Sem qualquer referência a este “desabafo”, Rui Moreira aproveitou a deixa de Manuel Pizarro para também lembrar o trabalho desenvolvido pelo gabinete Garcia & Albuquerque – “esteve connosco no que nos parecia mais importante, a preparação do programa”, disse –, bem como de “muita outra gente” que colaborou no processo, como a própria Junta de Freguesia de Campanhã.
E foi para Campanhã, na envolvente do Matadouro que tanto Manuel Pizarro como Ilda Figueiredo, da CDU, pediram que a câmara olhasse, aproveitando o desenvolvimento do projecto-âncora anunciado. Pedro Baganha garantiu que isso mesmo está a ser feito, anunciando que para a zona em frente ao Matadouro está já pensada (mas não fechada), a criação “de um espaço público”.
Estado e habitação
A reunião ficou ainda marcada por novos alertas relacionados com as pressões e os despejos de que têm sido alvo vários moradores do centro histórico. Minutos antes do início do encontro, segundo a Lusa, cerca de 15 pessoas manifestaram-se nas traseiras da câmara contra estas situações e pelo menos duas das manifestantes intervieram, depois, na parte dedicada ao público, pedindo ajuda ao executivo para ultrapassar a situação de despejo em que se viram envolvidas, por os prédios onde moravam terem sido vendidos.
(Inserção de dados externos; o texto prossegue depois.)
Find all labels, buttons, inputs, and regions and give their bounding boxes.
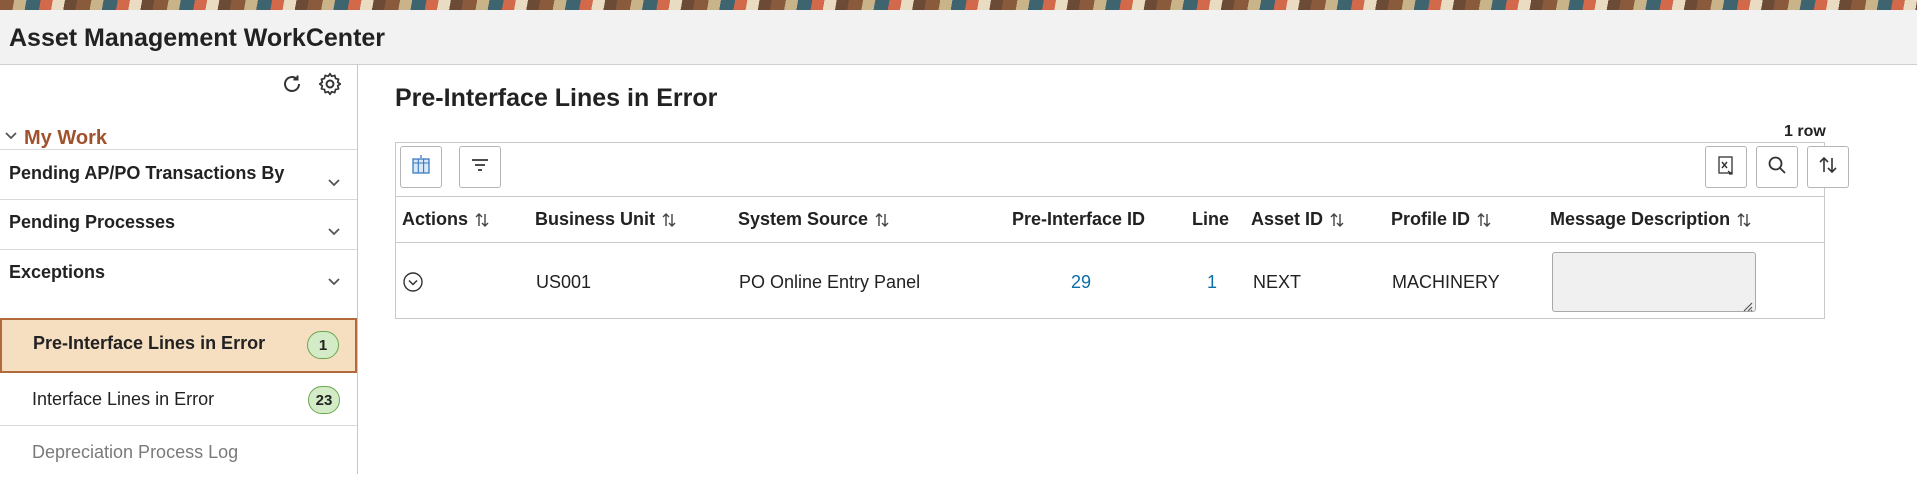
chevron-circle-down-icon: [402, 272, 424, 297]
column-header-profile-id[interactable]: Profile ID: [1391, 209, 1492, 230]
export-excel-icon: [1715, 154, 1737, 181]
my-work-label: My Work: [24, 126, 107, 149]
count-badge: 23: [308, 386, 340, 414]
sidebar-tools: [279, 71, 343, 97]
group-label: Pending Processes: [9, 212, 176, 232]
sort-icon: [1817, 154, 1839, 181]
search-icon: [1766, 154, 1788, 181]
sidebar-item-interface-lines-in-error[interactable]: Interface Lines in Error 23: [0, 374, 357, 426]
sort-arrows-icon: [1329, 212, 1345, 228]
sort-arrows-icon: [874, 212, 890, 228]
group-label: Exceptions: [9, 262, 106, 282]
column-header-system-source[interactable]: System Source: [738, 209, 890, 230]
table-row: US001 PO Online Entry Panel 29 1 NEXT MA…: [396, 243, 1824, 319]
chevron-down-icon: [327, 224, 341, 242]
grid-toolbar: [396, 143, 1849, 197]
divider: [0, 149, 357, 150]
column-header-label: Actions: [402, 209, 469, 229]
row-actions-button[interactable]: [402, 271, 424, 298]
cell-business-unit: US001: [536, 272, 592, 292]
filter-button[interactable]: [459, 146, 501, 188]
column-header-label: Profile ID: [1391, 209, 1471, 229]
cell-system-source: PO Online Entry Panel: [739, 272, 921, 292]
sort-button[interactable]: [1807, 146, 1849, 188]
cell-asset-id: NEXT: [1253, 272, 1302, 292]
cell-profile-id: MACHINERY: [1392, 272, 1500, 292]
app-header: Asset Management WorkCenter: [0, 10, 1917, 65]
cell-pre-interface-id-link[interactable]: 29: [1071, 272, 1091, 293]
resize-handle-icon[interactable]: [1741, 299, 1822, 317]
sort-arrows-icon: [661, 212, 677, 228]
chevron-down-icon: [327, 175, 341, 193]
results-grid: Actions Business Unit System Source Pre-…: [395, 142, 1849, 319]
chevron-down-icon: [4, 129, 18, 148]
column-header-label: Message Description: [1550, 209, 1731, 229]
refresh-icon[interactable]: [279, 71, 305, 97]
sidebar-item-label: Depreciation Process Log: [32, 442, 239, 462]
sidebar: My Work Pending AP/PO Transactions By Pe…: [0, 65, 358, 474]
divider: [0, 425, 357, 426]
column-header-label: Business Unit: [535, 209, 656, 229]
main-content: Pre-Interface Lines in Error 1 row Actio…: [358, 65, 1917, 474]
sidebar-item-pre-interface-lines-in-error[interactable]: Pre-Interface Lines in Error 1: [0, 318, 357, 373]
column-header-business-unit[interactable]: Business Unit: [535, 209, 677, 230]
gear-icon[interactable]: [317, 71, 343, 97]
group-pending-ap-po[interactable]: Pending AP/PO Transactions By: [0, 151, 357, 199]
sort-arrows-icon: [474, 212, 490, 228]
column-header-label: Line: [1192, 209, 1230, 229]
group-exceptions[interactable]: Exceptions: [0, 250, 357, 298]
column-header-label: System Source: [738, 209, 869, 229]
search-button[interactable]: [1756, 146, 1798, 188]
sidebar-item-label: Interface Lines in Error: [32, 389, 215, 409]
cell-line-link[interactable]: 1: [1207, 272, 1217, 293]
grid-header: Actions Business Unit System Source Pre-…: [396, 196, 1824, 243]
column-header-actions[interactable]: Actions: [402, 209, 490, 230]
column-header-asset-id[interactable]: Asset ID: [1251, 209, 1345, 230]
column-header-pre-interface-id: Pre-Interface ID: [1012, 209, 1145, 230]
grid-settings-button[interactable]: [400, 146, 442, 188]
grid-settings-icon: [410, 154, 432, 181]
header-banner: [0, 0, 1917, 10]
column-header-line: Line: [1192, 209, 1229, 230]
column-header-label: Pre-Interface ID: [1012, 209, 1146, 229]
sidebar-item-label: Pre-Interface Lines in Error: [33, 333, 266, 353]
column-header-label: Asset ID: [1251, 209, 1324, 229]
sort-arrows-icon: [1476, 212, 1492, 228]
count-badge: 1: [307, 331, 339, 359]
export-excel-button[interactable]: [1705, 146, 1747, 188]
column-header-message-description[interactable]: Message Description: [1550, 209, 1752, 230]
app-title: Asset Management WorkCenter: [9, 24, 386, 52]
sort-arrows-icon: [1736, 212, 1752, 228]
chevron-down-icon: [327, 274, 341, 292]
row-count: 1 row: [1784, 123, 1826, 140]
message-description-textarea[interactable]: [1552, 252, 1756, 312]
filter-icon: [469, 154, 491, 181]
group-pending-processes[interactable]: Pending Processes: [0, 200, 357, 248]
sidebar-item-depreciation-process-log[interactable]: Depreciation Process Log: [0, 427, 357, 479]
group-label: Pending AP/PO Transactions By: [9, 163, 285, 183]
page-title: Pre-Interface Lines in Error: [395, 84, 718, 112]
Ainda antes de as munícipes falarem, Ilda Figueiredo voltara ao tema que já abordara na reunião anterior. Desta vez, Rui Moreira concordou com a comunista, dizendo acompanhar o que se está a passar “com a maior preocupação”. Contudo, o autarca vincou que o problema não pode ser resolvido sem intervenção do Estado e este, disse, “abdicou” de o fazer “desde 2009”. “O problema da habitação não se resolve sem investimento público e não pode ser só o município a fazê-lo”, disse o autarca, realçando que, apesar das várias medidas anunciadas pelo Governo, “até agora não vi um tusto” investido na habitação.
Moreira referiu-se ainda à dificuldade em exercer o direito de preferência, nos casos em qua a câmara o pode fazer, dizendo que é preciso mudar a lei. Ilda Figueiredo aconselhou-o a redigir uma proposta nesse sentido, para ser aprovada pelo executivo e enviada ao Governo e à Assembleia da República. “Acho boa ideia”, concordou o autarca.
No rol dos problemas que afectam o centro histórico, Rui Moreira foi ainda confrontado com o relatório do Icomos, muito crítico da intervenção aí desenvolvida. Manuel Pizarro quis saber como é que a câmara tinha avaliado o relatório e se este justificaria “um debate aprofundado sobre o Património Mundial”. Rui Moreira não se mostrou interessado, dizendo que não consegue “dar excessiva importância ao Icomos”, a quem apelidou de ter “uma visão arqueológica da cidade”.